今回は、マーラーの「交響曲第8番”千人の歌”」のレコードです。
ショルティの最初のマーラー「交響曲全集」の中の一枚。
🔶ショルティ、最初の「マーラー交響曲全集」
1970年代始め、ショルティ/シカゴ交響楽団のコンビがマーラーの「交響曲第5番」でレコードデビューを果たし、マーラーブームが一気に開花しました。あのカラヤンでさえマーラーのレコードを出すことになります。
ショルティは以前からマーラーを録音していて、録音の無い曲がシカゴ響とのもので埋まると、レコード会社はその過去の録音と一緒に「全集」としてアルバムを発売しています。
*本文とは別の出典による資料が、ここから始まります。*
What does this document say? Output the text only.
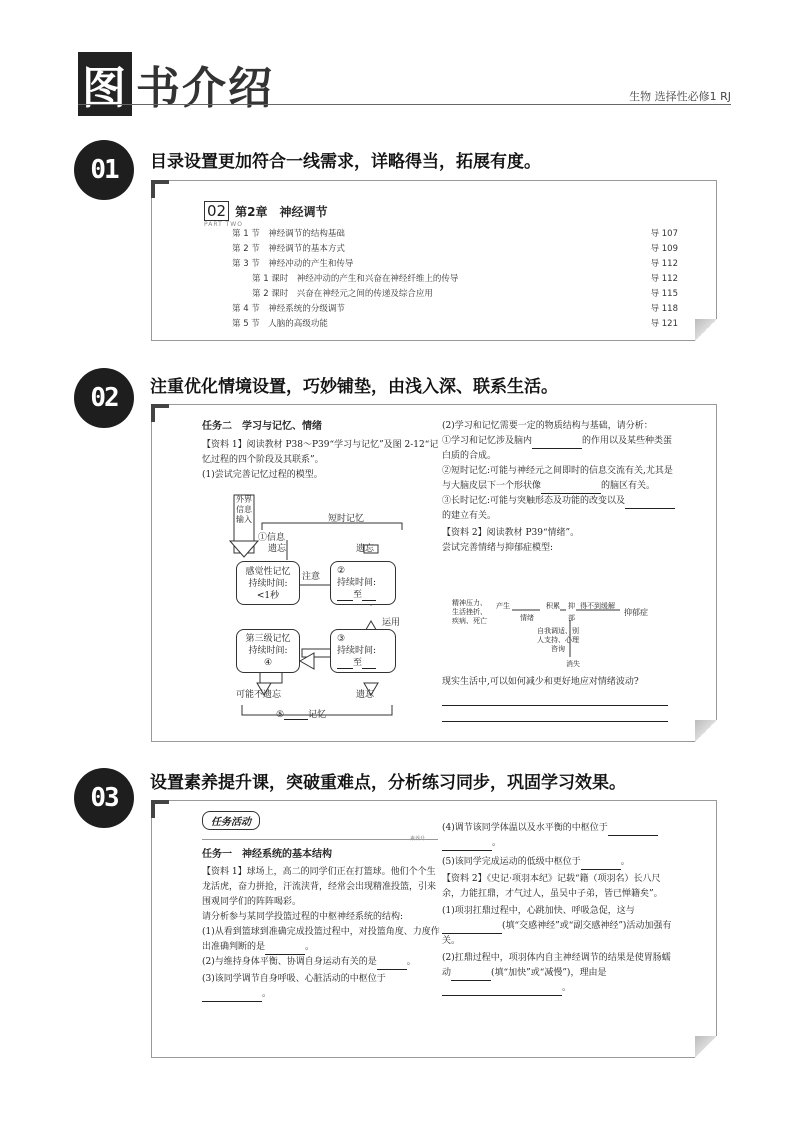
图 书介绍	生物 选择性必修1 RJ
01	目录设置更加符合一线需求，详略得当，拓展有度。
02 第2章　神经调节
PART TWO
第 1 节　神经调节的结构基础	导 107
第 2 节　神经调节的基本方式	导 109
第 3 节　神经冲动的产生和传导	导 112
第 1 课时　神经冲动的产生和兴奋在神经纤维上的传导	导 112
第 2 课时　兴奋在神经元之间的传递及综合应用	导 115
第 4 节　神经系统的分级调节	导 118
第 5 节　人脑的高级功能	导 121
02	注重优化情境设置，巧妙铺垫，由浅入深、联系生活。
任务二　学习与记忆、情绪
【资料 1】阅读教材 P38～P39“学习与记忆”及图 2-12“记忆过程的四个阶段及其联系”。
(1)尝试完善记忆过程的模型。
外界信息输入	短时记忆
①信息
遗忘	遗忘
感觉性记忆
持续时间:
<1秒
注意
②
持续时间:
至
运用
第三级记忆
持续时间:
④
③
持续时间:
至
可能不遗忘	遗忘
⑤	记忆
(2)学习和记忆需要一定的物质结构与基础，请分析：
①学习和记忆涉及脑内	的作用以及某些种类蛋白质的合成。
②短时记忆:可能与神经元之间即时的信息交流有关,尤其是与大脑皮层下一个形状像	的脑区有关。
③长时记忆:可能与突触形态及功能的改变以及的建立有关。
【资料 2】阅读教材 P39“情绪”。
尝试完善情绪与抑郁症模型:
精神压力、生活挫折、疾病、死亡
产生
情绪
积累 抑
部
得不到缓解
抑郁症
自我调适、别人支持、心理咨询
消失
现实生活中,可以如何减少和更好地应对情绪波动?
03	设置素养提升课，突破重难点，分析练习同步，巩固学习效果。
任务活动
素养升
任务一　神经系统的基本结构
【资料 1】球场上，高二的同学们正在打篮球。他们个个生龙活虎，奋力拼抢，汗流浃背，经常会出现精准投篮，引来围观同学们的阵阵喝彩。
请分析参与某同学投篮过程的中枢神经系统的结构:
(1)从看到篮球到准确完成投篮过程中，对投篮角度、力度作出准确判断的是	。
(2)与维持身体平衡、协调自身运动有关的是	。
(3)该同学调节自身呼吸、心脏活动的中枢位于。
(4)调节该同学体温以及水平衡的中枢位于。
(5)该同学完成运动的低级中枢位于	。
【资料 2】《史记·项羽本纪》记载“籍（项羽名）长八尺余，力能扛鼎，才气过人，虽吴中子弟，皆已惮籍矣”。
(1)项羽扛鼎过程中，心跳加快、呼吸急促，这与(填“交感神经”或“副交感神经”)活动加强有关。
(2)扛鼎过程中，项羽体内自主神经调节的结果是使胃肠蠕动	(填“加快”或“减慢”)，理由是。
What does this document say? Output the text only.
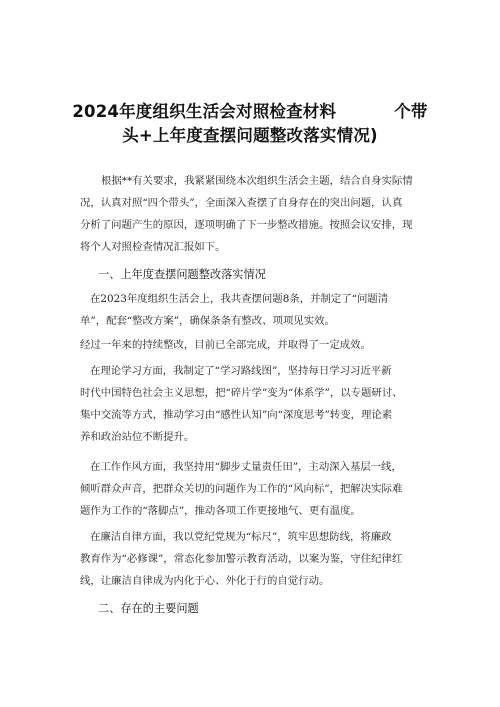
2024年度组织生活会对照检查材料	个带
头+上年度查摆问题整改落实情况)
根据**有关要求，我紧紧围绕本次组织生活会主题，结合自身实际情
况，认真对照“四个带头”，全面深入查摆了自身存在的突出问题，认真
分析了问题产生的原因，逐项明确了下一步整改措施。按照会议安排，现
将个人对照检查情况汇报如下。
一、上年度查摆问题整改落实情况
在2023年度组织生活会上，我共查摆问题8条，并制定了“问题清
单”，配套“整改方案”，确保条条有整改、项项见实效。
经过一年来的持续整改，目前已全部完成，并取得了一定成效。
在理论学习方面，我制定了“学习路线图”，坚持每日学习习近平新
时代中国特色社会主义思想，把“碎片学”变为“体系学”，以专题研讨、
集中交流等方式，推动学习由“感性认知”向“深度思考”转变，理论素
养和政治站位不断提升。
在工作作风方面，我坚持用“脚步丈量责任田”，主动深入基层一线，
倾听群众声音，把群众关切的问题作为工作的“风向标”，把解决实际难
题作为工作的“落脚点”，推动各项工作更接地气、更有温度。
在廉洁自律方面，我以党纪党规为“标尺”，筑牢思想防线，将廉政
教育作为“必修课”，常态化参加警示教育活动，以案为鉴，守住纪律红
线，让廉洁自律成为内化于心、外化于行的自觉行动。
二、存在的主要问题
私は当時勤めていた音響メーカーの社販のカタログにこの「全集」があるのを見つけ、社員価格で買いました。
シカゴ響とのものは「第5番」「第6番」「第7番」「第8番」」「大地の歌」、「第1番」「第2番」「第3番」「第9番」はロンドン交響楽団、「第4番」はアムステルダム・コンセルトヘボウとの録音で、これが一番古く1961年のもの。
流石にこれらを一気に紹介できないので、何回かに分けて紹介していこうと思います。
🔶「交響曲第8番”千人の交響曲”」
最初にこの曲を取り上げたのは、この全集の中で音質面で最も優れているからです。
”優れている”と言ってもオーディオ的にではなく、その音質です。ショルティはこの曲でウィーンの合唱団を使いたかったためでしょう、シカゴ響をウィーンに連れて行ってウィーンのソフィエンザールで録音しています。
ショルティのの指揮するシカゴ響はどこか覚めた響きがしますが、ウィーンで録音された「第8番」ではオーケストラの音色に温かみが加わって、更に素晴らしい音になっています。これはソフィエンザールの持つ残響特性のおかげです。
早速聴いていきます。
その名の通り、8名の独唱、2組の混声合唱、少年合唱、オーケストラが要求され、初演は171名の管弦楽団、850名の合唱団、それに8名の独唱を加え総勢千名を超える大編成で行われたことが”千人の交響曲”の由来になっています。
マーラーは”もはや人の声ではなく、大宇宙が鳴り響く”と言ったことが、850名の大合唱団とリンクしています。
曲は第1部、第2部から成り、第1部は前段、マーラーが”大宇宙が鳴り響く”と言ったのは第2部を指してのことだと思いますが、私はどちらかというと第1部の凝縮した音楽の方が好きです。
特にソプラノが”Gloria Patri Domino"と歌い始める最後の部分は何度聴いても鳥肌ものです。
私はここを”マリア、マリア”と歌っているとずっと思ってましたが、こうやって改めて歌詞を見たら全く違ってました。
とにかくここは凄い、凄過ぎます。ショルティ!
最後の部分で、オーケストラ、合唱が何本もの竜巻が地面から立ち上るかのような短い上昇を聴かせますが、ここは何かが天に昇っていくことを表しているようです。
第2部の前半はアダージョ。ここは冗長で物足りないと思ってましたが、ショルティ/シカゴで聴くとそれは間違いだったと気が付きます。マーラーはとても雄弁な音楽を書いています。
そしてフィナーレ、マーラーが”大宇宙が鳴り響く”言った箇所、音楽は最高潮に達します。
ショルティの実力が現れた一枚だと思います。